Wagga Wagga MP Dr Joe McGirr has joined his independent colleagues in calling for Snowy Hydro transmission infrastructure to be built underground in Kosciuszko National Park.
This follows similar calls last month from the National Parks Association (NPA), who say that alternatives need to be considered to connect Snowy 2.0 to the grid, rather than the proposed overhead transmission lines.
The current 2006 KNP management plan “require[s] all additional telecommunication and transmission lines to be located underground.” However, a draft amendment by the state government – which is currently on public exhibition – adds a clause: “except those constructed as part of the Snowy 2.0 project.”
If the amendment goes through, the change would override long-standing protections to the Park.
NPA Executive Officer, Gary Dunnett, said the amendment is “yet another example of environmental laws being bypassed for Snowy 2.0.”
“This is the first time that the requirement to put any new transmission in Kosciuszko National Park underground has been put to the test, and shockingly, the Government’s response has been to strip away those protections,” Mr Dunnett continued.
“The current Plan of Management got it right, all new transmission circuits in the Park must go underground.”
These sentiments were echoed by four state Independent’s in duplicate letters to Environment Minister Matt Kean, and Planning and Public Spaces Minister, Rob Stokes.
“We were recently alarmed to learn that TransGrid proposes to connect Snowy 2.0 with overhead transmission lines through this pristine national park wilderness,” Dr McGirr wrote, along with Lake Macquarie MP Greg Piper, Sydney MP Alex Greenwich and Justin Field MLC.
“Such an impact on rare national park is unheard of anywhere else in any modern progressive democracy and in the absence of every effort being taken to avoid the use of overhead transmission, to proceed, could be seen as wilful vandalism.”
As it stands, the Snowy 2.0 Transmission Connection Project would see the installation of two new double-circuit 330kV transmission lines. At around 9km long, the transmission lines would go through the KNP and neighbouring Bago State Forest from the Snowy Hydro 2.0 generator site to a new switching station in Maragle.
An alternative touted by NPA – and backed by Dr McGirr – involves rerouting the Snowy 2.0 pumped hydro station to the Lower Tumut Switching Station (SS), rather than to the Maragle switching station.
When asked about this issue last month by The Times, TransGrid suggested that underground transmission lines had been ruled out.
“Tunnelling, trenching and directional drilling were considered but ruled out following consideration of environmental impacts, safety and future disturbance for maintenance in mind,” a TransGrid spokesperson said.
“Independent authorities will assess TransGrid’s comprehensive Environmental Impact Statement and have the final decision.”
Dr McGirr and his fellow Independents argue that the alternative suggested by NPA would have positive benefits for a separate transmission project, HumeLink.

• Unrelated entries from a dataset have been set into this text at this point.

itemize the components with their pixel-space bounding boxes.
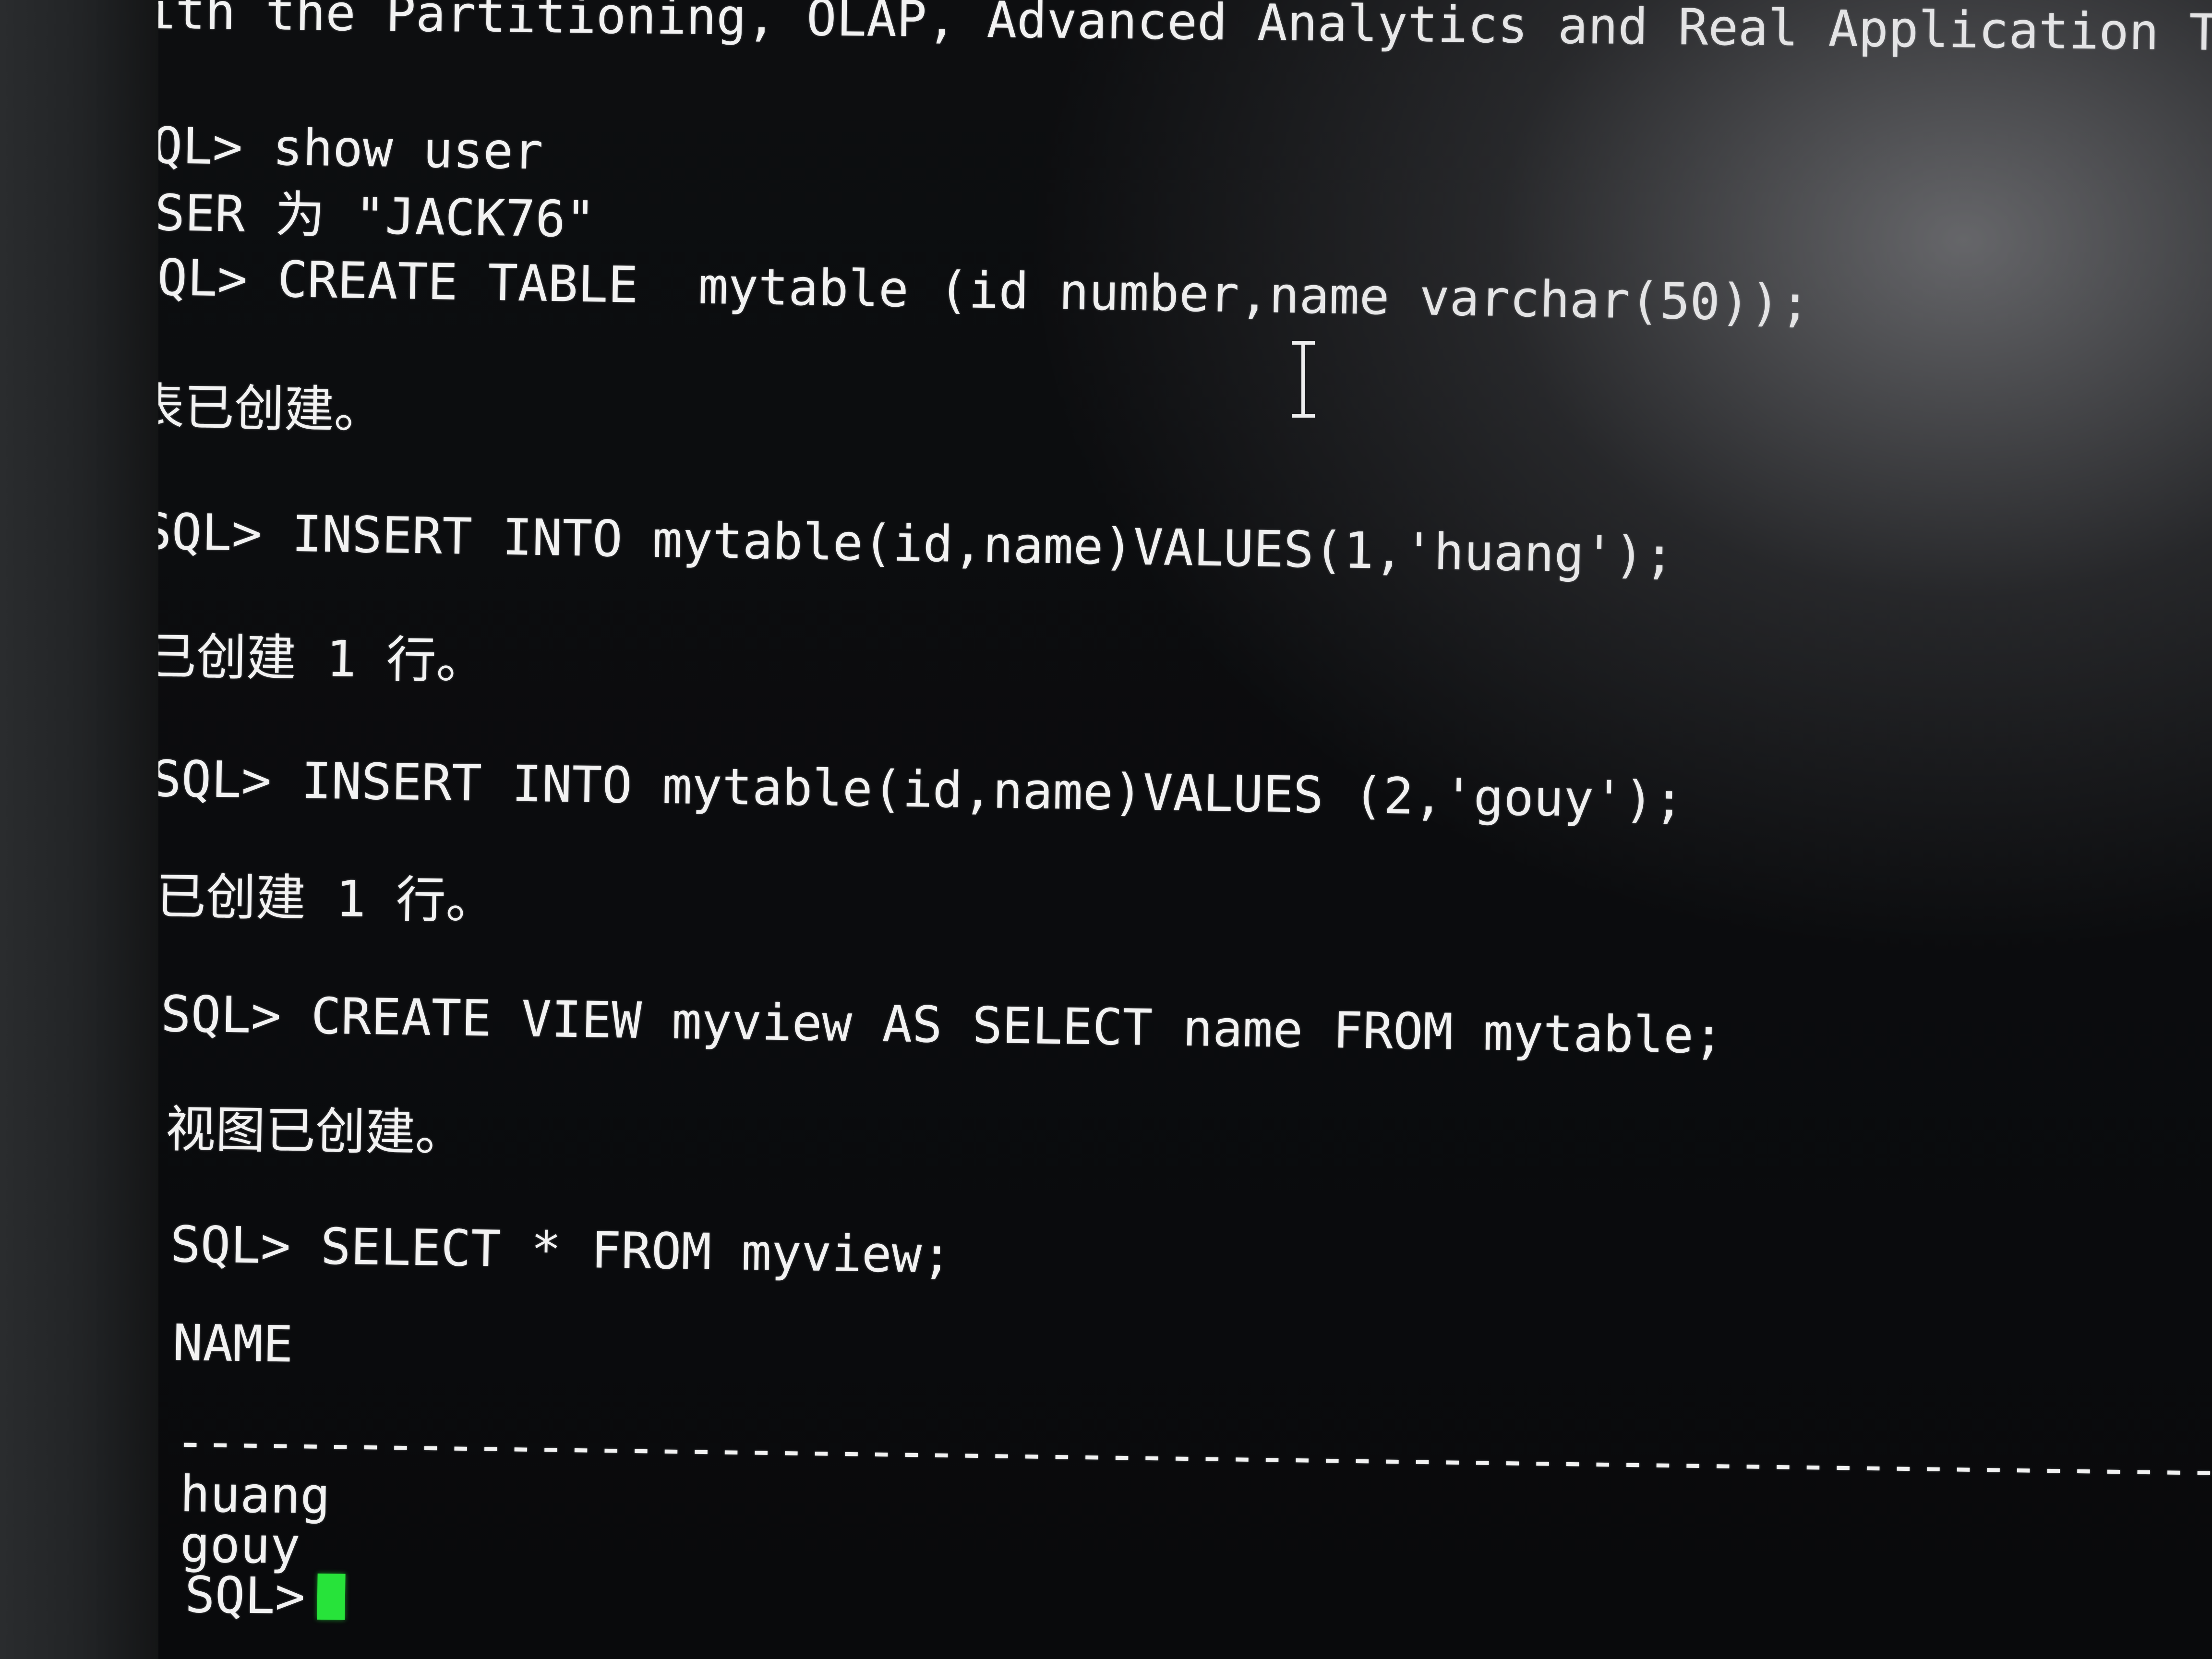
command-show-user: SQL> show user xyxy=(158,116,544,181)
sqlplus-console[interactable]: With the Partitioning, OLAP, Advanced An… xyxy=(158,0,2212,1659)
monitor-bezel-edge xyxy=(96,0,158,1659)
output-current-user: USER 为 "JACK76" xyxy=(158,183,596,249)
i-beam-cursor-icon xyxy=(1289,341,1318,418)
command-insert-gouy: SQL> INSERT INTO mytable(id,name)VALUES … xyxy=(158,749,1684,830)
result-row-huang: huang xyxy=(180,1465,331,1526)
result-row-gouy: gouy xyxy=(180,1515,301,1575)
output-row-created-1: 已创建 1 行。 xyxy=(158,627,487,690)
command-create-view: SQL> CREATE VIEW myview AS SELECT name F… xyxy=(160,985,1724,1065)
result-column-header: NAME xyxy=(172,1313,294,1374)
command-insert-huang: SQL> INSERT INTO mytable(id,name)VALUES(… xyxy=(158,502,1675,585)
active-prompt-line[interactable]: SQL> xyxy=(184,1565,346,1625)
command-select-view: SQL> SELECT * FROM myview; xyxy=(170,1215,952,1285)
prompt-label: SQL> xyxy=(184,1565,306,1626)
output-table-created: 表已创建。 xyxy=(158,377,385,440)
output-view-created: 视图已创建。 xyxy=(165,1100,466,1163)
oracle-banner-line: With the Partitioning, OLAP, Advanced An… xyxy=(158,0,2212,62)
block-cursor-icon xyxy=(317,1573,346,1620)
terminal-window[interactable]: With the Partitioning, OLAP, Advanced An… xyxy=(158,0,2212,1659)
output-row-created-2: 已创建 1 行。 xyxy=(158,867,496,930)
monitor-bezel xyxy=(0,0,158,1659)
photo-of-monitor: With the Partitioning, OLAP, Advanced An… xyxy=(0,0,2212,1659)
result-separator: ----------------------------------------… xyxy=(175,1412,2212,1513)
command-create-table: SQL> CREATE TABLE mytable (id number,nam… xyxy=(158,248,1811,333)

“This option also opens up opportunities to shorten and rationalise the proposed HumeLink project, significantly reducing its impacts on local communities and landholders over hundreds of kilometres, as well as Bago State Forest,” their letter reads.

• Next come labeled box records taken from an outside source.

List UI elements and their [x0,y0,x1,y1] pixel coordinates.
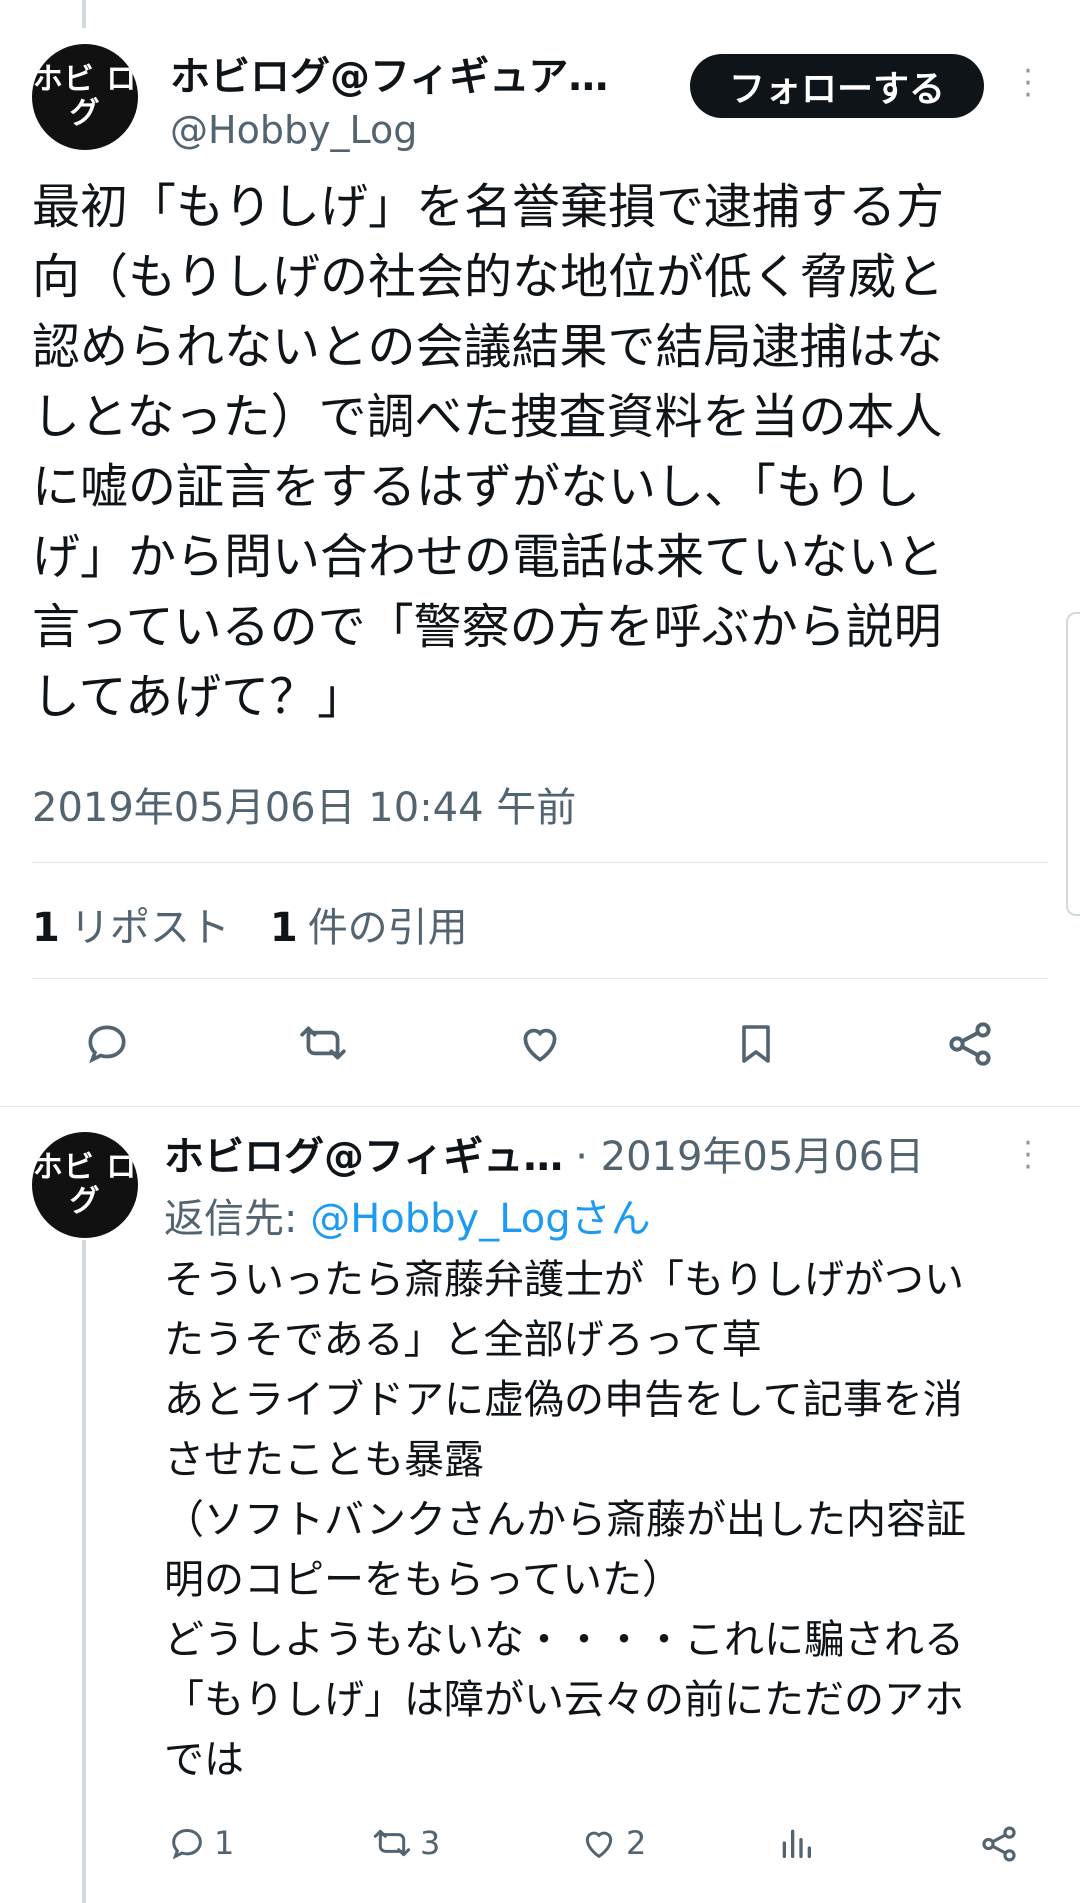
reply-analytics-button[interactable] [776,1823,816,1863]
like-count: 2 [626,1824,647,1862]
reply-like-button[interactable]: 2 [578,1823,646,1863]
reply-avatar[interactable]: ホビ ログ [32,1132,138,1238]
scroll-handle[interactable] [1066,612,1080,916]
share-icon[interactable] [944,1018,996,1070]
reply-count: 1 [214,1824,235,1862]
reply-icon [172,1828,202,1860]
quote-stat[interactable]: 1 件の引用 [270,895,468,953]
tweet-header: ホビログ@フィギュア… @Hobby_Log [170,44,670,152]
replying-to-link[interactable]: @Hobby_Logさん [310,1196,650,1242]
avatar-logo: ホビ ログ [32,1150,138,1219]
tweet-timestamp[interactable]: 2019年05月06日 10:44 午前 [32,775,576,833]
follow-button[interactable]: フォローする [690,54,984,118]
replying-to: 返信先: @Hobby_Logさん [164,1196,651,1242]
more-options-icon[interactable]: · · · [1018,1129,1038,1183]
thread-connector-top [82,0,86,28]
reply-text: そういったら斎藤弁護士が「もりしげがつい たうそである」と全部げろって草 あとラ… [164,1257,966,1783]
user-handle[interactable]: @Hobby_Log [170,108,670,152]
share-icon [982,1826,1016,1862]
reply-icon[interactable] [80,1018,134,1068]
more-options-icon[interactable]: · · · [1018,57,1038,111]
divider [32,978,1048,979]
avatar[interactable]: ホビ ログ [32,44,138,150]
display-name[interactable]: ホビログ@フィギュア… [170,44,670,102]
reply-date[interactable]: · 2019年05月06日 [575,1124,924,1182]
like-icon[interactable] [514,1018,566,1068]
thread-connector [82,1240,86,1903]
analytics-icon [782,1829,811,1858]
like-icon [585,1831,613,1859]
reply-reply-button[interactable]: 1 [166,1823,234,1863]
repost-count: 3 [420,1824,441,1862]
repost-icon [373,1829,411,1857]
tweet-text: 最初「もりしげ」を名誉棄損で逮捕する方 向（もりしげの社会的な地位が低く脅威と … [32,179,945,725]
repost-stat[interactable]: 1 リポスト [32,895,230,953]
reply-repost-button[interactable]: 3 [370,1823,440,1863]
reply-share-button[interactable] [978,1823,1020,1865]
avatar-logo: ホビ ログ [32,62,138,131]
divider [0,1106,1080,1107]
reply-header: ホビログ@フィギュ… · 2019年05月06日 [164,1124,994,1182]
repost-icon[interactable] [294,1018,352,1068]
reply-display-name[interactable]: ホビログ@フィギュ… [164,1124,563,1182]
bookmark-icon[interactable] [732,1018,780,1070]
divider [32,862,1048,863]
engagement-stats: 1 リポスト 1 件の引用 [32,895,468,953]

The HumeLink project has been an ongoing issue for Snowy Valleys landholders whose properties are under the path of the proposed 500kV transmission line, connecting Wagga Wagga, Bannaby and Maragle to reinforce the southern NSW network.
NPA argues that by connecting the Snowy 2.0 pumped hydro station to the Lower Tumut SS rather than Maragle, this may result in a rerouting of HumeLink and a shortening of the project by up to 40km.
“Any additional costs incurred from undergrounding transmission infrastructure must be assessed in the context of massive long-term savings from lower maintenance and higher reliability, without risks from bushfires or lightning,” the Independent’s letter continues.
“We believe it would be short-sighted to build such industrially intense infrastructure through this scenically beautiful and biodiverse-rich national reserve, leaving a greatly diminished legacy for future generations.”
Public feedback on the management plan’s draft amendment can be submitted until March 22.
Meanwhile, Dr McGirr told parliament this week that community consultation for the HumeLink project is still needed and ongoing, reinforcing the need for “respectful consultation, clear justification for routes chosen and modern, adequate compensation.”
“The point is that there should be genuine consideration of alternatives and a clear justification for choosing a route based not just on lowest cost, but taking into account community and environmental concerns,” Dr McGirr said.
“Landowners also want modern compensation that includes more than the one-off payments for easements that families have encountered previously. They say this does not take into account the ongoing impact that transmission towers and lines will have not only on their land values, but also on the way in which they live, farm and protect their homes.
“People understand we need to tackle climate change and that Snowy Hydro is a reality. They know the importance of the transmission to our future. But they also want fair treatment and respect.”